承明殿觐见(下)
张骞从十年前奉旨出陇西说起,如何甫入匈奴地界即遭俘获,被押送至单于庭,羁縻近十载,匈奴如何以高官厚禄、甚至许配宗室女为诱饵,欲使其变节,而自己如何心怀汉室、持节不屈,卧薪尝胆,等待时机;到如何趁匈奴守备松懈之际,果断率众逃脱,西走数十日,历经艰险,抵达大宛;又如何得大宛王慕汉富庶,提供向导护卫,送至康居,最终辗转抵达大月氏。
“然,陛下,”张骞语气转为沉重,“月氏国情已今非昔比。其祁连山、敦煌故地早为匈奴联合乌孙所破,先王被杀,部众离散。其后虽一度占据伊犁河谷,复遭追击,不得已继续西迁,越过葱岭,方至妫水流域,并征服当地大夏国而定居。其地水土丰饶,远离匈奴兵锋,颇得安乐,部众渐安于现状。且其自恃与汉悬远,中间隔有匈奴、羌中之地,音讯难通,故而……殊无报复匈奴之心!臣等虽百般陈说利害,言明缔结盟约,东西夹击,共破强胡,事成之后,匈奴所占财货人口尽归其所有。然月氏王及其贵臣,皆以‘新得之地,不可轻弃’,‘恐汉道远,兵不能至’为由,终不为所动。”
刘彻静静地听着,眉头微蹙,但并未打断。
张骞接着详细描述了沿途所经大宛、康居、大夏及月氏本部的具体情况:大宛盛产良马,其“天马”神骏尤胜匈奴马;康居为行国,部落分散,对匈奴时叛时服;大夏土地肥沃,城邑众多,有定居农耕之民,商贸颇盛,但兵力较弱,已臣服于月氏;更西传闻尚有安息、条支等大国,疆域广阔。

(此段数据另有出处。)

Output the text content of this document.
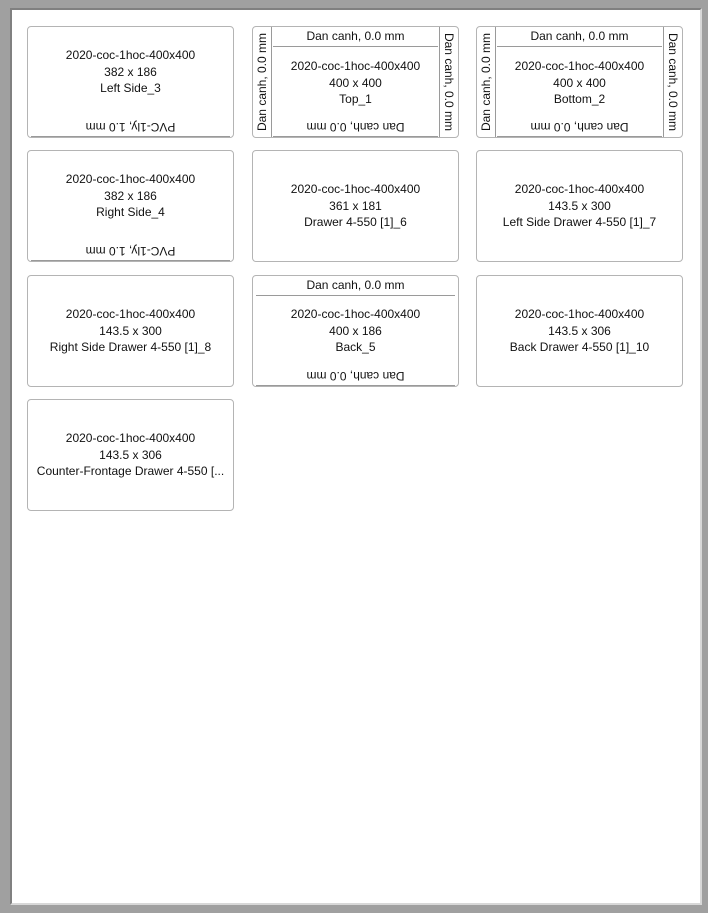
2020-coc-1hoc-400x400
382 x 186
Left Side_3
PVC-1ly, 1.0 mm
Dan canh, 0.0 mm
Dan canh, 0.0 mm	Dan canh, 0.0 mm
2020-coc-1hoc-400x400
400 x 400
Top_1
Dan canh, 0.0 mm
Dan canh, 0.0 mm
Dan canh, 0.0 mm	Dan canh, 0.0 mm
2020-coc-1hoc-400x400
400 x 400
Bottom_2
Dan canh, 0.0 mm
2020-coc-1hoc-400x400
382 x 186
Right Side_4
PVC-1ly, 1.0 mm
2020-coc-1hoc-400x400
361 x 181
Drawer 4-550 [1]_6
2020-coc-1hoc-400x400
143.5 x 300
Left Side Drawer 4-550 [1]_7
2020-coc-1hoc-400x400
143.5 x 300
Right Side Drawer 4-550 [1]_8
Dan canh, 0.0 mm
2020-coc-1hoc-400x400
400 x 186
Back_5
Dan canh, 0.0 mm
2020-coc-1hoc-400x400
143.5 x 306
Back Drawer 4-550 [1]_10
2020-coc-1hoc-400x400
143.5 x 306
Counter-Frontage Drawer 4-550 [...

张骞特别强调了匈奴势力在西域的渗透与控制,如在焉耆、危须等地设僮仆都尉,向诸国征收赋税,但也指出西域诸国对匈奴的横征暴敛普遍心存不满,只是迫于兵威。
“臣观西域诸国,大多贪恋我汉之财物,尤好丝绸、漆器、黄金。若陛下能遣使赍重宝,厚赂其君长,示之以礼,晓之以义,使其慕我汉家文明富庶,心生向往,则未必不能使其渐次内属。如此,则可广地万里,招徕殊俗,扬我大汉威德于四海!”张骞最后总结道,并双手将那份厚重的羊皮地图与记录文献高高举起,“此乃臣与随员甘父、胡亚夫等,耗费十载心血,亲历亲见,所绘所记之西域山川形胜、道里远近、邦国强弱、风俗物产之详图与实录,敬献陛下御览!”
一名侍立一旁的中黄门立刻上前,恭敬地躬身,双手接过那沉甸甸的图卷,小心翼翼地呈送到御前。
刘彻展开图卷,目光锐利地扫过上面用粗犷线条勾勒出的陌生山河、标注的奇异城邑名称、蜿蜒的交通路线。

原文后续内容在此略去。